Of course, Kim Jong-un is the Commander in Chief, in his capacity as Chairman of the National Defense Commission. The Korean Worker's Party also has control over the KPA to ensure that no one in the army will challenge Kim. Though technically, the Commander in Chief of the KPA is still Kim Il-sung, as he was declared "Eternal President for Life", followed by his second in command Kim Jong-il, "Eternal Chairman of the National Defence Commission". Both of these people are dead, by the way.
The North Korean People's Army is composed of the KPA Ground Force, the Korean People's Navy, and the Korean People's Air Force, plus the Artillery Guidance Bureau which handles North Korea's nuclear missiles...meaning that they also copied the PRC's military structure. The People's Republic of China is also their biggest provider of materiel and has been allied with them since 1961.

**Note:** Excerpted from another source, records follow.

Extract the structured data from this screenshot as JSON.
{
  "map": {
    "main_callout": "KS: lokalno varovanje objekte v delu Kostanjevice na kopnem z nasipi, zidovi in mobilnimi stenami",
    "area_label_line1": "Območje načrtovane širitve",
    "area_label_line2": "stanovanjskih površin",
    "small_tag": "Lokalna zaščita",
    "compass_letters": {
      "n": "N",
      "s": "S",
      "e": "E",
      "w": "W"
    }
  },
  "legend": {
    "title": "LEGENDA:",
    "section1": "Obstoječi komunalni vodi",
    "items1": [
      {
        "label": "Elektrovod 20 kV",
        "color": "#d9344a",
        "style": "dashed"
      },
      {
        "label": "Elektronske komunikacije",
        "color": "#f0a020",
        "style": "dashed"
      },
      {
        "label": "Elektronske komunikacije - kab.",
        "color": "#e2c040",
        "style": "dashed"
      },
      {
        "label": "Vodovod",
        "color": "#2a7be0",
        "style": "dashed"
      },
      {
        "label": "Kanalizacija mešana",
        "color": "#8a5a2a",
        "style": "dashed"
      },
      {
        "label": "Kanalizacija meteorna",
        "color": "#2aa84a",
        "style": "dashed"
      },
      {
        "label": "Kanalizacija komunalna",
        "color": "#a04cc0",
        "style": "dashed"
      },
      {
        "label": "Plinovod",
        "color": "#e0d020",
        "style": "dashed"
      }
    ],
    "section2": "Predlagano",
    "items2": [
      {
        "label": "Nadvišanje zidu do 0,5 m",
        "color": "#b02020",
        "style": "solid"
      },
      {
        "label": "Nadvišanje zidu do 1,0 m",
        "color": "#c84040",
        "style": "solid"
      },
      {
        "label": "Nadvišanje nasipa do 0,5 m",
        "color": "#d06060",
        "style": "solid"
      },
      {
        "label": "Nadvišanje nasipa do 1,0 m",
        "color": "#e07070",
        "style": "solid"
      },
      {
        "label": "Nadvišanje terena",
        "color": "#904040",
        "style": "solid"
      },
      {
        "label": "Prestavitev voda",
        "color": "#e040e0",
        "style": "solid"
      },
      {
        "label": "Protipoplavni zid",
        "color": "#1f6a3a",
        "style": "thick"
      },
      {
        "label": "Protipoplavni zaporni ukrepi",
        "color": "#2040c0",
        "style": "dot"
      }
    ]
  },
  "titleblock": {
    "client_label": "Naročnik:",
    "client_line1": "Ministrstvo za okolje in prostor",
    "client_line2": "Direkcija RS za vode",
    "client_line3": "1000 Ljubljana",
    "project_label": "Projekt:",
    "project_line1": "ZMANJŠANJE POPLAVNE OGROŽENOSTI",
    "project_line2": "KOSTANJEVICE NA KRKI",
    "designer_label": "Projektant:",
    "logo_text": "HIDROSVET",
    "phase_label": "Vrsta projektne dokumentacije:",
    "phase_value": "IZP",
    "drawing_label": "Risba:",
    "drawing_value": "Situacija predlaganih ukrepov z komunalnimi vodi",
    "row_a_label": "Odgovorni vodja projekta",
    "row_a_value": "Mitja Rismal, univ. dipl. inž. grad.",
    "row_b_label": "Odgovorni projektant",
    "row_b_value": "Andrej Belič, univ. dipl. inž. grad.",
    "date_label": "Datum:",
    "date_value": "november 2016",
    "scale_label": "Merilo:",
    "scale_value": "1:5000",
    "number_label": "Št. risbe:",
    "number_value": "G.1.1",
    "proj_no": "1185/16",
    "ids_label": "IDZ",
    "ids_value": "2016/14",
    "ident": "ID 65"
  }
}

Korean People's Ground Forces:
The KPA has approximately 1 million personnel with a mix of mechanized, armored, and artillery units. They have one of the largest collections of armored vehicles, having over twice the number of armored vehicles than its local adversaries. However, though they have numbers over the South Koreans, they still have to work with Cold War era equipment. Even though they've tried to aggressively upgrade their equipment, it's still woefully obsolete compared to the South Koreans and their American allies.
The KPA also has the largest special forces organization of any army in the world, with over 90,000 personnel. They are trained specifically to fight in North Korea's notoriously mountainous terrain.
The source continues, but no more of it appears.